The document in question is the hand-written memoir of General Georgii Ottonovich Raukh, a senior officer in the Petersburg Military District during the first Russian revolution of 1905-07. One evening in 1906, he met with his boss, Grand Duke Nicholas, the Prime Minister, Ivan Goremykin, and the Interior Minister, Pyotr Stolypin, to extract an explanation from the latter two of why they had chosen to dissolve the new Russian parliament, the Duma.
Stolypin is supposedly one of the political heroes of Vladimir Putin. His dual strategy of forcibly suppressing revolution and strengthening the state, on the one hand, and of enacting reforms to entrench property rights and other essential facets of a modern liberal system, on the other, held out the hope of a Russia that could evolve gradually into a strong and stable nation. In 1906, he faced the problem of a parliament whose liberal democratically-oriented majority was refusing to cooperate with the Imperially-appointed government.
Asked to explain the decision to dissolve the Parliament, his explanation, according to Raukh, went something like this: given the impasse between Duma and government, either the former had to be dissolved or the Tsar would have to replace the latter with a cabinet responsible to the Duma, in effect ending the autocracy and creating a parliamentary system. If he were to choose the second option, Stolypin said, the new government would enact its election manifesto, shifting the entire country dramatically to the left. The police would notice this, and shift leftwards also. It would become harder and harder to control revolutionary movements. The liberal democrats would soon find that they had lost authority to groups further to the left. Anarchy would ensue. This, wrote Raukh, showed Stolypin’s foresight: for what he outlined was not too far from what happened in 1917, with the final result that Russia fell into the hands of the Bolsheviks. Only a firm hand saved Russia from a similar fate in 1905.
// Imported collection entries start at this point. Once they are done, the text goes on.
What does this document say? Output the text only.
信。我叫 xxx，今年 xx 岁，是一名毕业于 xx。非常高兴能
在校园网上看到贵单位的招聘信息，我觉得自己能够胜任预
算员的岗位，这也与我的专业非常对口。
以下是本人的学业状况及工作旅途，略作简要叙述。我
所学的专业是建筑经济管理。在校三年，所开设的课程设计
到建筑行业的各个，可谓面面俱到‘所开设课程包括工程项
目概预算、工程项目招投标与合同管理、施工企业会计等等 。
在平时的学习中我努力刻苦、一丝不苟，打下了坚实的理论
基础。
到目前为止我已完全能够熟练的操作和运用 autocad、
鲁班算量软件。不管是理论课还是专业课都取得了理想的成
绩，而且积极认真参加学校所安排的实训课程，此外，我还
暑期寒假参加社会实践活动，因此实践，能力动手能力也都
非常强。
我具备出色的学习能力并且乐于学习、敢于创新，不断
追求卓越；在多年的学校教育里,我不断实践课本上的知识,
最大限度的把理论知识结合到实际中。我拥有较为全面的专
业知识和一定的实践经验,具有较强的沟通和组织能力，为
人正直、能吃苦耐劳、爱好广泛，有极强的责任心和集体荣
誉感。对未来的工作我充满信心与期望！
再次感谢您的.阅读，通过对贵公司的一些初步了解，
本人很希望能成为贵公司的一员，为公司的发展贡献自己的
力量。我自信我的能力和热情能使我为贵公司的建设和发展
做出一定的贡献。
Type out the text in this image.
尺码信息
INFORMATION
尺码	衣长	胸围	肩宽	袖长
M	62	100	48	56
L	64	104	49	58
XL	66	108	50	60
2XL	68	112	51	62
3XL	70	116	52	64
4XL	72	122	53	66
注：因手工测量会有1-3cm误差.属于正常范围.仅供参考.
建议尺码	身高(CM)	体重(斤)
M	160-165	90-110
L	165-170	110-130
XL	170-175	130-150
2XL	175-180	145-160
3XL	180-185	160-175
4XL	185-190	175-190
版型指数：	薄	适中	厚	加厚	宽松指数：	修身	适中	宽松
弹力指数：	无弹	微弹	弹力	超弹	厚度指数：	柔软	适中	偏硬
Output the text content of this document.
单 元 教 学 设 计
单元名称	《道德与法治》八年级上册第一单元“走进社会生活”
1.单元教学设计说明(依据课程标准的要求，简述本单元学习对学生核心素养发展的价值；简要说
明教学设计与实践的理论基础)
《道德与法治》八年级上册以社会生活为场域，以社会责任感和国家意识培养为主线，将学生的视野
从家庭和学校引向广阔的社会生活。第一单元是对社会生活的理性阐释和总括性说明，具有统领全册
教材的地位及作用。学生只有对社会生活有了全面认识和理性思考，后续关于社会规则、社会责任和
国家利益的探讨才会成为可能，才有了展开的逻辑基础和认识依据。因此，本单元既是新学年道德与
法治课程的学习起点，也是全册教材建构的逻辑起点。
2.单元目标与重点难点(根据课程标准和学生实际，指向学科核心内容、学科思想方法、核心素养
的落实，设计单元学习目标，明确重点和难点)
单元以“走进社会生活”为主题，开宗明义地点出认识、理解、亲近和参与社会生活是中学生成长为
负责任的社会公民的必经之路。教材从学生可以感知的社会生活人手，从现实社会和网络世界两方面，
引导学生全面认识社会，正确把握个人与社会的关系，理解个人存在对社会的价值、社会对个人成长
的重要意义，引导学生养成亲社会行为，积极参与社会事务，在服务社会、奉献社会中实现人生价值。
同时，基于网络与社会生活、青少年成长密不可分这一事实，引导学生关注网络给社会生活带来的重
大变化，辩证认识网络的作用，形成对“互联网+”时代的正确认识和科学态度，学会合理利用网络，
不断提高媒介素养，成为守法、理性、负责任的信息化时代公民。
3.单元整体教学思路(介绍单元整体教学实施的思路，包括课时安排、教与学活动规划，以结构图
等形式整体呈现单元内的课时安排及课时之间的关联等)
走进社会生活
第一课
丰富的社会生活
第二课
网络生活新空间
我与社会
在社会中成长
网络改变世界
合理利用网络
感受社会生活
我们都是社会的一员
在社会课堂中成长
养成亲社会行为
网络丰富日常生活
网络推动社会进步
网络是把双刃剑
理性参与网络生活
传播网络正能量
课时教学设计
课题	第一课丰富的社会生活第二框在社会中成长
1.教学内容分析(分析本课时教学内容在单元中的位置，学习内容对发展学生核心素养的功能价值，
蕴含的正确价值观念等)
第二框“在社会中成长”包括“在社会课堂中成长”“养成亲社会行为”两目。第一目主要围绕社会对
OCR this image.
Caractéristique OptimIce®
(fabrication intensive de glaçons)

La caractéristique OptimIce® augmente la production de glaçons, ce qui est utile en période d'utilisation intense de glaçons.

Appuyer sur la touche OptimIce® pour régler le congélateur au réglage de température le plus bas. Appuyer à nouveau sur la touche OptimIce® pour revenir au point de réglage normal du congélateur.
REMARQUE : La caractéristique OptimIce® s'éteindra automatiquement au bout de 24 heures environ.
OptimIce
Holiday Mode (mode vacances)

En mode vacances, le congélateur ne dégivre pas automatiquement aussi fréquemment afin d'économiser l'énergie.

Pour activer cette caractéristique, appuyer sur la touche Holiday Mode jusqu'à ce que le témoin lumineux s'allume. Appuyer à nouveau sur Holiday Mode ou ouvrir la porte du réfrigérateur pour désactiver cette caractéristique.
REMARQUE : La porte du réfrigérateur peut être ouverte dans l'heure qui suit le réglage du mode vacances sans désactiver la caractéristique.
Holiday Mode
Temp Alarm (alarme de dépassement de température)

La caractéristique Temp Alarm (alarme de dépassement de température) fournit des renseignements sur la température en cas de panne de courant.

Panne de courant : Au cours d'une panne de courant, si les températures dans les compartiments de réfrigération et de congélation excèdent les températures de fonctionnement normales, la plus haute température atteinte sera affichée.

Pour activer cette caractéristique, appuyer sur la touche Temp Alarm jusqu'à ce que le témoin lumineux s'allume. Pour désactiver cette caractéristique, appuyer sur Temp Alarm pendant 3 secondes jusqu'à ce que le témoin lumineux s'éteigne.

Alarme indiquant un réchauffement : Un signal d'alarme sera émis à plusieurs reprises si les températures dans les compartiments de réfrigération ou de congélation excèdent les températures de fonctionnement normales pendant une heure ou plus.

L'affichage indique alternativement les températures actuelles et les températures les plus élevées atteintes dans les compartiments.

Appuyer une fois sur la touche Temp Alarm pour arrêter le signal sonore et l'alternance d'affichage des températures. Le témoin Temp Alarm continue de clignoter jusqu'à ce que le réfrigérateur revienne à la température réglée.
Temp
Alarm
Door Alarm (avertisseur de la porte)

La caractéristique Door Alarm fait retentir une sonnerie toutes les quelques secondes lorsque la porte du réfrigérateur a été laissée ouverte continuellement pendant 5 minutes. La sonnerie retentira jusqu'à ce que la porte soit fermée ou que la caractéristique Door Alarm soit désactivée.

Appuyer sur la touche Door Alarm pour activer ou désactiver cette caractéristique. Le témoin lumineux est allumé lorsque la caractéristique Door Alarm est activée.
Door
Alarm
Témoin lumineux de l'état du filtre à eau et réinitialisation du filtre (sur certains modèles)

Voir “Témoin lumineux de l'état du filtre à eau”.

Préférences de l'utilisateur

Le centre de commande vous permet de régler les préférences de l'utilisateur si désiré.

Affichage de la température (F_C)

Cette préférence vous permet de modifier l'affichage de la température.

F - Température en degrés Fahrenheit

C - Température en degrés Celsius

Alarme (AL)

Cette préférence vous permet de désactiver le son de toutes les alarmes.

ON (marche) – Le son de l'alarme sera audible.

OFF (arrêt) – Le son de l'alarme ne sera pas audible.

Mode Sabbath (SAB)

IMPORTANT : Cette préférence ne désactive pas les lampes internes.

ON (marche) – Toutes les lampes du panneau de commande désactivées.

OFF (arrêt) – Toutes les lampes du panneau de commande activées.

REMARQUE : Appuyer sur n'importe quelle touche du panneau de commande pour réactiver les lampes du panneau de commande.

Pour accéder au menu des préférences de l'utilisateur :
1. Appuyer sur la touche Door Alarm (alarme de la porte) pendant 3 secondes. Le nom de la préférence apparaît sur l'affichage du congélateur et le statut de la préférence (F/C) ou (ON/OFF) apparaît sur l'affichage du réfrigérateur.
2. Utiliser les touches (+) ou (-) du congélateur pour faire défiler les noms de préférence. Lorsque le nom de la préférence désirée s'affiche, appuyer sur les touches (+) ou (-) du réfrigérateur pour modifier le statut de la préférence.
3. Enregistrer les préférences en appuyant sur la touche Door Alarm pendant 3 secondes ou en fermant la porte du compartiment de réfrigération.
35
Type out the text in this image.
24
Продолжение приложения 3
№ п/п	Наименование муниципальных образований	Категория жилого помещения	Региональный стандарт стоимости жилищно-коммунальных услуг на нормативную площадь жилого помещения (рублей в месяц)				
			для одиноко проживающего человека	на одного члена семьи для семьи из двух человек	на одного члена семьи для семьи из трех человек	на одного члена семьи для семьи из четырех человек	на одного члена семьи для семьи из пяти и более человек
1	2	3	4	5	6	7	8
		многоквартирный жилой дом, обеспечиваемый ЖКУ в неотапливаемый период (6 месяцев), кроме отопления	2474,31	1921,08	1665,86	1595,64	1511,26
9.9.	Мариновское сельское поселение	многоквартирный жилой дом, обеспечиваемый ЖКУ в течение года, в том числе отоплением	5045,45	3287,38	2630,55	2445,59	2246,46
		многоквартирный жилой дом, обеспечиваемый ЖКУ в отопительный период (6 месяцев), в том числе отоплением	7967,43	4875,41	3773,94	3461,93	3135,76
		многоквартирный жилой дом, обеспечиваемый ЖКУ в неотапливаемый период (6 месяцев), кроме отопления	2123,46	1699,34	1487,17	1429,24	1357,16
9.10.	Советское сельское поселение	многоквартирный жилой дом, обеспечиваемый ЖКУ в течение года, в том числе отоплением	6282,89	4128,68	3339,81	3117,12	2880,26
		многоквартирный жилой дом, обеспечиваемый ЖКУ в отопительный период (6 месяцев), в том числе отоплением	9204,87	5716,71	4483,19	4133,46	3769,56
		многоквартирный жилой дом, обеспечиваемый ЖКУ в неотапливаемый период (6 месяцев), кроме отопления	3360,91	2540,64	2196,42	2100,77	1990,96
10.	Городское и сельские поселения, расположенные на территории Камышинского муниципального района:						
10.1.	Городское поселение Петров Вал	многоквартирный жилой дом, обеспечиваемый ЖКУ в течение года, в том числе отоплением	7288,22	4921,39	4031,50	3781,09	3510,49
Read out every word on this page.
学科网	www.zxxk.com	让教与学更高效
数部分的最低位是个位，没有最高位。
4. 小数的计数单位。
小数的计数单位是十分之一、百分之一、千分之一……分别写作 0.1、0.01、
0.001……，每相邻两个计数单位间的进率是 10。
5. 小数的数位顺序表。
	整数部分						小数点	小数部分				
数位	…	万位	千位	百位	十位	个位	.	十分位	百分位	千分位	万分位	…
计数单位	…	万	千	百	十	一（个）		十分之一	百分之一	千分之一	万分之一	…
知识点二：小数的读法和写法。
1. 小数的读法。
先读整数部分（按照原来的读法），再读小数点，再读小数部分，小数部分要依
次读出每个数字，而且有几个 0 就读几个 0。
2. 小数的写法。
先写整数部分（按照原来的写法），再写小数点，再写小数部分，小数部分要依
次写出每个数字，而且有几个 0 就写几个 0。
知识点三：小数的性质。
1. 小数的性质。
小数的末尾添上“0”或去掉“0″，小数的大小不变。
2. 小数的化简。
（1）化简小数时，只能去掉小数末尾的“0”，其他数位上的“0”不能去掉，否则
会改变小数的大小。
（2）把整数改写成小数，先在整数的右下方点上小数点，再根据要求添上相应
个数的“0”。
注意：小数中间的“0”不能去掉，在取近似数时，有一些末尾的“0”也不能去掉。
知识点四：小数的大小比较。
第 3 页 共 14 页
The point here is not whether Stolypin was right, but that his viewpoint makes sense in a Russian context, both then and now. It suggests that history has given Russians some good reasons to have a rather more positive view of the benefits of order than we do in the West, and to have a rather more sceptical view of the advantages of democratization in times of instability. Accusing Russians of base moral motivations probably says more about our sense of moral superiority and blindness to alternative viewpoints than it does about the real causes of their behaviour.